Wow and what a tidy build!


----------



## Mourguitars (Jan 19, 2020)

Awesome CM !

Mike


----------



## zgrav (Jan 19, 2020)

Nice build and good choices for the knobs.


----------



## chongmagic (Jan 19, 2020)

Yep Robert keeps setting the bar higher and higher, little noise at all from such a high gain circuit.


----------



## twebb6778 (Jan 19, 2020)

Can't believe you managed to get this out so quick. It looks fantastic, very keen to give this one a shot.

Nice work!


----------



## Chuck D. Bones (Jan 20, 2020)

Looks great.


----------



## Sasan (Jan 20, 2020)

Didn't want to open a separate thread for my question:
What GE diodes do you guys suggest for the build?


----------



## chongmagic (Jan 20, 2020)

Sasan said:


> Didn't want to open a separate thread for my question:
> What GE diodes do you guys suggest for the build?



I used and recommend D9Vs. They are consistent and I believe EQD used them in the original.


----------



## twebb6778 (Jan 20, 2020)

chongmagic said:


> I used and recommend D9Vs. They are consistent and I believe EQD used them in the original.
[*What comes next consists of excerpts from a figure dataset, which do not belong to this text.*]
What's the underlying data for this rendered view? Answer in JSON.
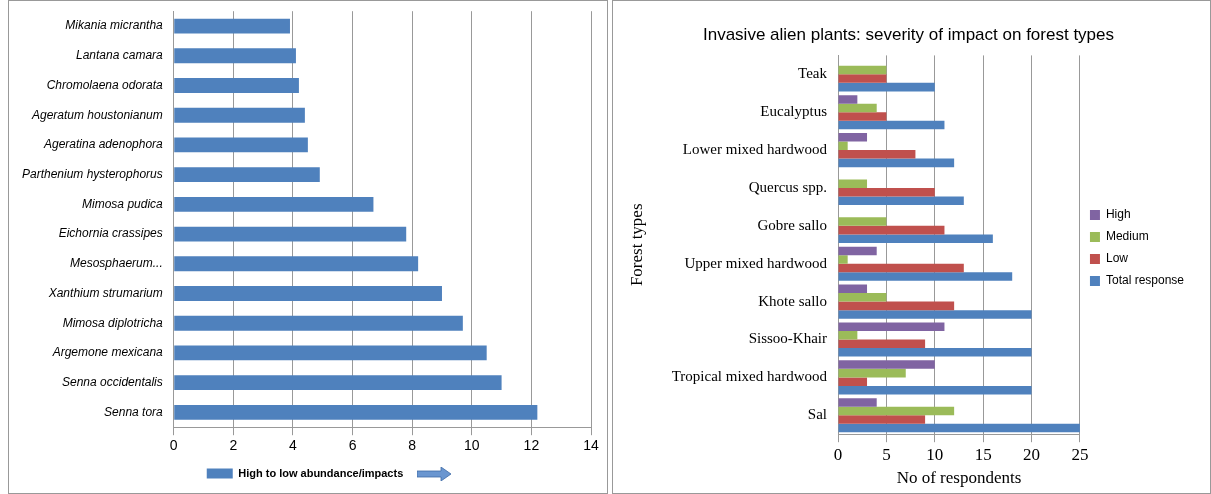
{
  "chart_data": [
    {
      "type": "bar",
      "orientation": "horizontal",
      "categories": [
        "Mikania micrantha",
        "Lantana camara",
        "Chromolaena odorata",
        "Ageratum houstonianum",
        "Ageratina adenophora",
        "Parthenium hysterophorus",
        "Mimosa pudica",
        "Eichornia crassipes",
        "Mesosphaerum...",
        "Xanthium strumarium",
        "Mimosa diplotricha",
        "Argemone mexicana",
        "Senna occidentalis",
        "Senna tora"
      ],
      "series": [
        {
          "name": "High to low abundance/impacts",
          "color": "#4f81bd",
          "values": [
            3.9,
            4.1,
            4.2,
            4.4,
            4.5,
            4.9,
            6.7,
            7.8,
            8.2,
            9.0,
            9.7,
            10.5,
            11.0,
            12.2
          ]
        }
      ],
      "xlim": [
        0,
        14
      ],
      "xticks": [
        0,
        2,
        4,
        6,
        8,
        10,
        12,
        14
      ],
      "grid": "x",
      "legend": "bottom"
    },
    {
      "type": "bar",
      "orientation": "horizontal",
      "title": "Invasive alien plants: severity of impact on forest types",
      "xlabel": "No of respondents",
      "ylabel": "Forest types",
      "categories": [
        "Teak",
        "Eucalyptus",
        "Lower mixed hardwood",
        "Quercus spp.",
        "Gobre sallo",
        "Upper mixed hardwood",
        "Khote sallo",
        "Sissoo-Khair",
        "Tropical mixed hardwood",
        "Sal"
      ],
      "series": [
        {
          "name": "High",
          "color": "#8064a2",
          "values": [
            0,
            2,
            3,
            0,
            0,
            4,
            3,
            11,
            10,
            4
          ]
        },
        {
          "name": "Medium",
          "color": "#9bbb59",
          "values": [
            5,
            4,
            1,
            3,
            5,
            1,
            5,
            2,
            7,
            12
          ]
        },
        {
          "name": "Low",
          "color": "#c0504d",
          "values": [
            5,
            5,
            8,
            10,
            11,
            13,
            12,
            9,
            3,
            9
          ]
        },
        {
          "name": "Total response",
          "color": "#4f81bd",
          "values": [
            10,
            11,
            12,
            13,
            16,
            18,
            20,
            20,
            20,
            25
          ]
        }
      ],
      "xlim": [
        0,
        25
      ],
      "xticks": [
        0,
        5,
        10,
        15,
        20,
        25
      ],
      "grid": "x",
      "legend": "right"
    }
  ]
}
Where did you get yours if you don't mind me asking?


----------



## chongmagic (Jan 20, 2020)

I got them from Pedalhacker electronics. You can get them in packs of 10.


----------



## K Pedals (Jan 20, 2020)

chongmagic said:


> I used and recommend D9Vs. They are consistent and I believe EQD used them in the original.


I thought they used D9K?¿


----------



## chongmagic (Jan 20, 2020)

K Pedals said:


> I thought they used D9K?¿



I may be wrong, it just looked like D9Vs from the pic.


----------



## K Pedals (Jan 20, 2020)

Yeah they’re D9K 2 white stripes and one red stripe...


----------



## geekmacdaddy (Jan 20, 2020)

interesting. very nice, Jon.


----------



## Crookedtooth (May 14, 2020)

Ah very nice! Just got mine and am gathering the parts. What'd you match the GE's at if I may ask?  Sweet work!


----------



## K Pedals (May 14, 2020)

Crookedtooth said:


> Ah very nice! Just got mine and am gathering the parts. What'd you match the GE's at if I may ask?  Sweet work!


I got 1,000 D9Ks and set down and matched alot of them by forward voltage one night...
So I don’t remember what value they were... I don’t think it matters as long as they match...
If you need a couple just message me ...


----------



## knucklehead (Jan 8, 2021)

K Pedals said:


> I got 1,000 D9Ks and set down and matched alot of them by forward voltage one night...
> So I don’t remember what value they were... I don’t think it matters as long as they match...
> If you need a couple just message me ...


well now . . . this would have been handy three hours ago.

o.0


----------